Hiç şüphesiz, demokratik yollardan seçilmiş bir hükümetin güç kullanılarak ortadan kaldırılması darbeciler ve Batılı destekçilerinin adlarının lekelenmesine yol açacaktır. İstikrarı yeniden sağlamaktansa bu durum büyük olasılıkla Mısır’ı daha büyük bir kaos ve baskının kollarına atacak ve etnik ve mezhepçi şiddeti tırmandıracaktır.

KAYNAKÇA:

1- Kaveh L. Afrasiabi, Mursi’nin Düşüşü ve Jeopolitik Sonuçları, Asia Times Online, 08.07.2013

2- Leyla El-Şumari, Formun Altı

İhvan-ı Müslimin Katar’ın Yükselişi İçin Bir Basamak Oldu, Al-Akhbar, Nisan-2013

3- Jean Marcou, Tahrir’den Taksim’e Bakış, Hicham Mourad İle Röportaj, OVİPOT, 28 Haziran 2013

4-Suriye’yle İlişkileri Kesen İhvan’a BBC’den Zor İsrail Sorusu, İsrahaber, 04.07.2013,

5- Meyase El-Muhennedi, Arap Baharı’nın Yeni Kralı, Al-Akhbar, 27.06.2013

Cesurhan Taş Hakkında

Cesurhan TAŞ: (Ankara) 1974 Anamur doğumludur. ODTÜ İ.İ.B.F, Siyaset Bilimi ve Kamu Yönetimi Bölümü mezunudur. İngilizce, Arapça ve Rusça bilmektedir. Devlet yapısı, kamu yönetimi, mali yönetim, kalkınma ekonomisi, bölgesel kalkınma ve kamu hukuku alanlarında çalışmaları bulunmaktadır. Yörük ve Türkmen kültürü üzerine de araştırma ve inceleme çalışmaları yapmaktadır.

Yorumlar (6)

  1. adnan dedi ki:

    Türkiye’nin Mısır’a örnek ve model olduğu tezinizi pek doğru bulmadım.
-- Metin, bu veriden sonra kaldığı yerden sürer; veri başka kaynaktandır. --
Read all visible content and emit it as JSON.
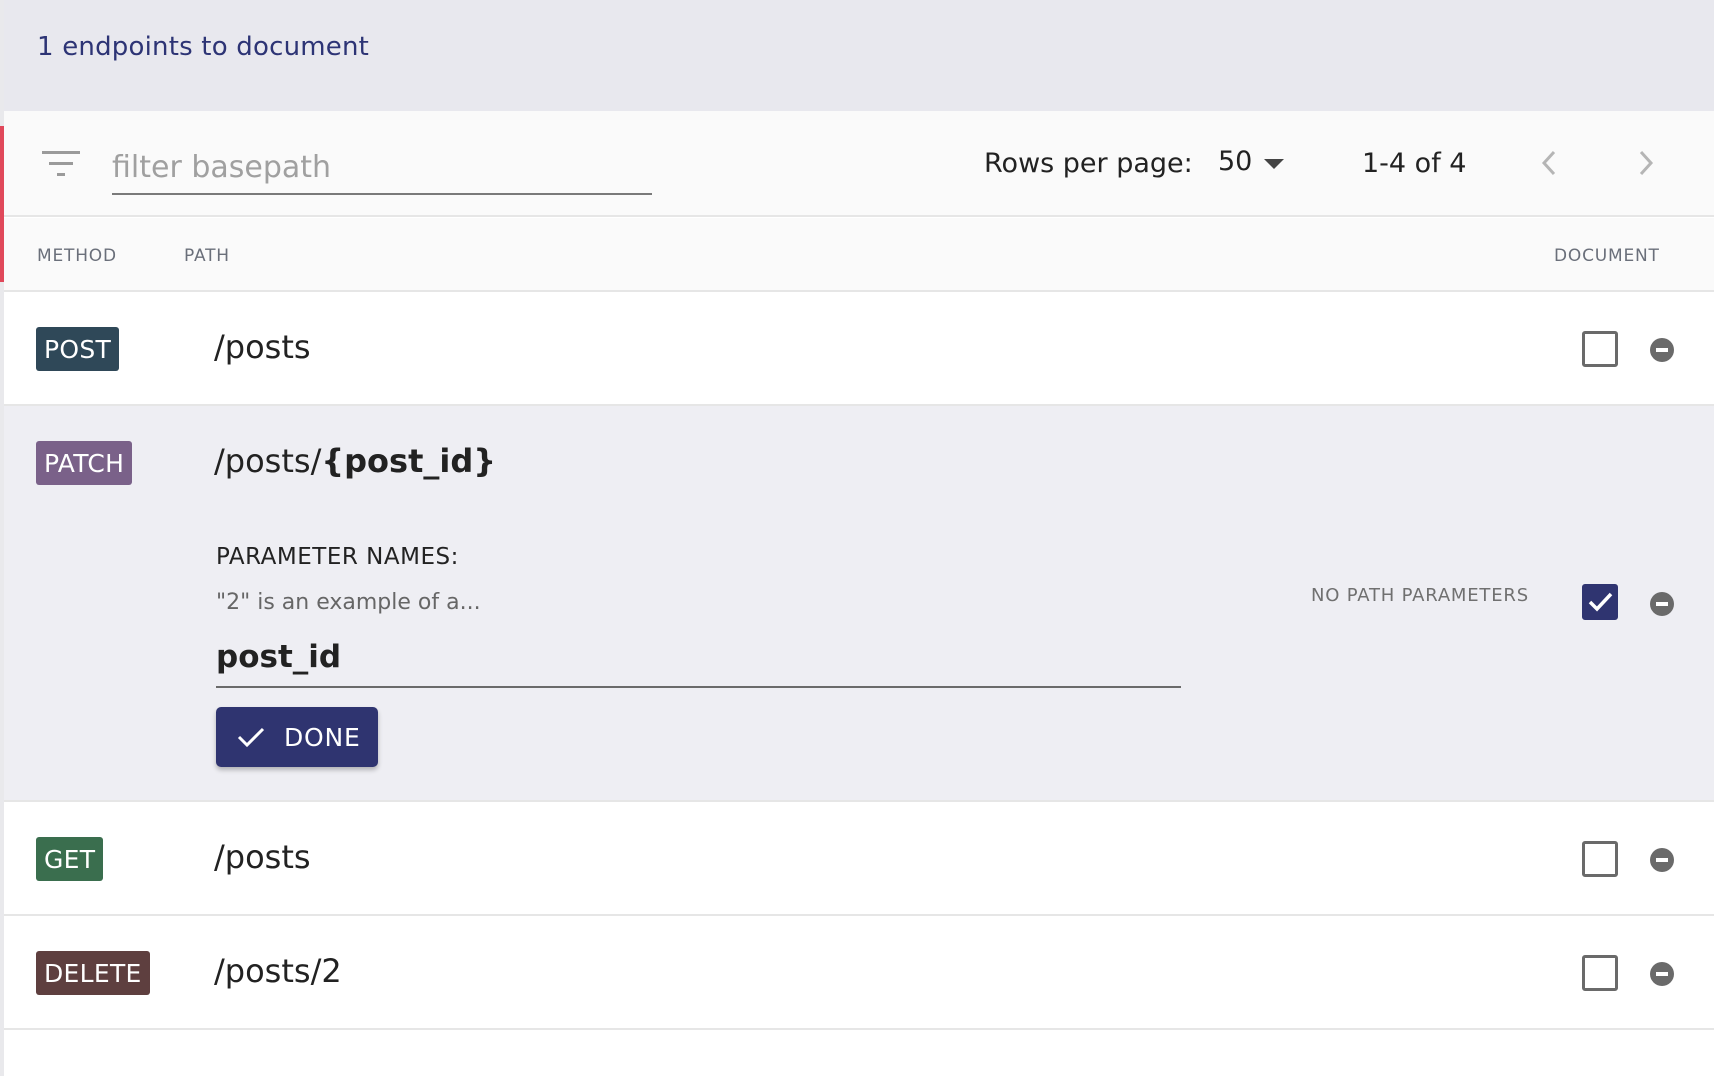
{
  "header": {
    "title": "1 endpoints to document"
  },
  "toolbar": {
    "filter_placeholder": "filter basepath",
    "filter_value": "",
    "rows_per_page_label": "Rows per page:",
    "rows_per_page_value": "50",
    "range_text": "1-4 of 4"
  },
  "columns": {
    "method": "METHOD",
    "path": "PATH",
    "document": "DOCUMENT"
  },
  "rows": [
    {
      "method": "POST",
      "method_color": "#2f4858",
      "path_prefix": "/posts",
      "path_param": "",
      "documented": false
    },
    {
      "method": "PATCH",
      "method_color": "#7a6189",
      "path_prefix": "/posts/",
      "path_param": "{post_id}",
      "documented": true,
      "param_label": "PARAMETER NAMES:",
      "param_hint": "\"2\" is an example of a...",
      "param_value": "post_id",
      "done_label": "DONE",
      "no_path_label": "NO PATH PARAMETERS"
    },
    {
      "method": "GET",
      "method_color": "#3a6e4e",
      "path_prefix": "/posts",
      "path_param": "",
      "documented": false
    },
    {
      "method": "DELETE",
      "method_color": "#5e3f3f",
      "path_prefix": "/posts/2",
      "path_param": "",
      "documented": false
    }
  ],
  "icons": {
    "filter": "filter-icon",
    "dropdown": "caret-down-icon",
    "prev": "chevron-left-icon",
    "next": "chevron-right-icon",
    "remove": "minus-circle-icon",
    "check": "check-icon"
  }
}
Mısır’a olsa olsa İngiltere örnek olabilir. İngiliz sistemi Mısır’da hakim.Türkiye örnek değil bence.

    • cesurhan dedi ki:

      Adnan bey,Mısır’a Türkiye’yi örnek gösteren biz değiliz zaten.Batılılar Türkiye’yi model alın diyorlar.Bizim böyle bir deklaremiz var mı doğrusu ben bilmiyorum.

  2. mehmet taş dedi ki:

    Cesurhan Abimizin görüşlerine tamamıyla katılıyorum.Mısır tarihsel kökenleri itibarıyla Türklere yakındır ve Türkiyeyi örnek alır.

  3. yusuf kurşun dedi ki:

    1952 yılında İhvan darbe’nin bir tarafıydı…Şimdi Darbe mağduru olduğu gerekçesiyle savunuluyor…İhvan taban’dan bir hareket değil…tepeden hazırlanmış bir hareket…Ülke’yi ele geçireyim Kendi felsefe’mi yaşatayım tarzı gelişmeyi büyümeyi seçtiler…Sivil Toplum olarak başlayamadılar…Devleti ele geçirdikten sonra sivil toplumu oluştururuz düşüncesine sahip olmak istediler…Emek vermeyi taban hareketi olmayı hiç düşünmediler…Ta ki DARBE ‘den zarar görmeye başladılar…Tabanı kışkırtmaya sokağa dökmeye çalıştılar…İhvan’ ın bu darbeden DERS çıkarma ihtimalini DAHi dört gözle beklemek isterim…”Mısır silahlı kuvvetlerinin savunucusu olduğu statükonun restore edileceği yeni bir süreci yaşayacaktır” ifadesinde yazarımız her şeyi özetlemiş….Tebrik ediyorum….

  4. Özgür Coşar dedi ki:

    Yazarın yorumlarını yerinde buldum.Hatta yazıdaki öngörülerin çoğunun gerçekleştiğine tanık olduk.AKP’nin sadece ihvanı muhatap alan politikalarının biraz daha eleştirilmesi gerekirdi.Yazının eksik yönü budur.

  5. cesurhan dedi ki:

    Teşekkür ederim Özgür bey.Önerinde haklısın.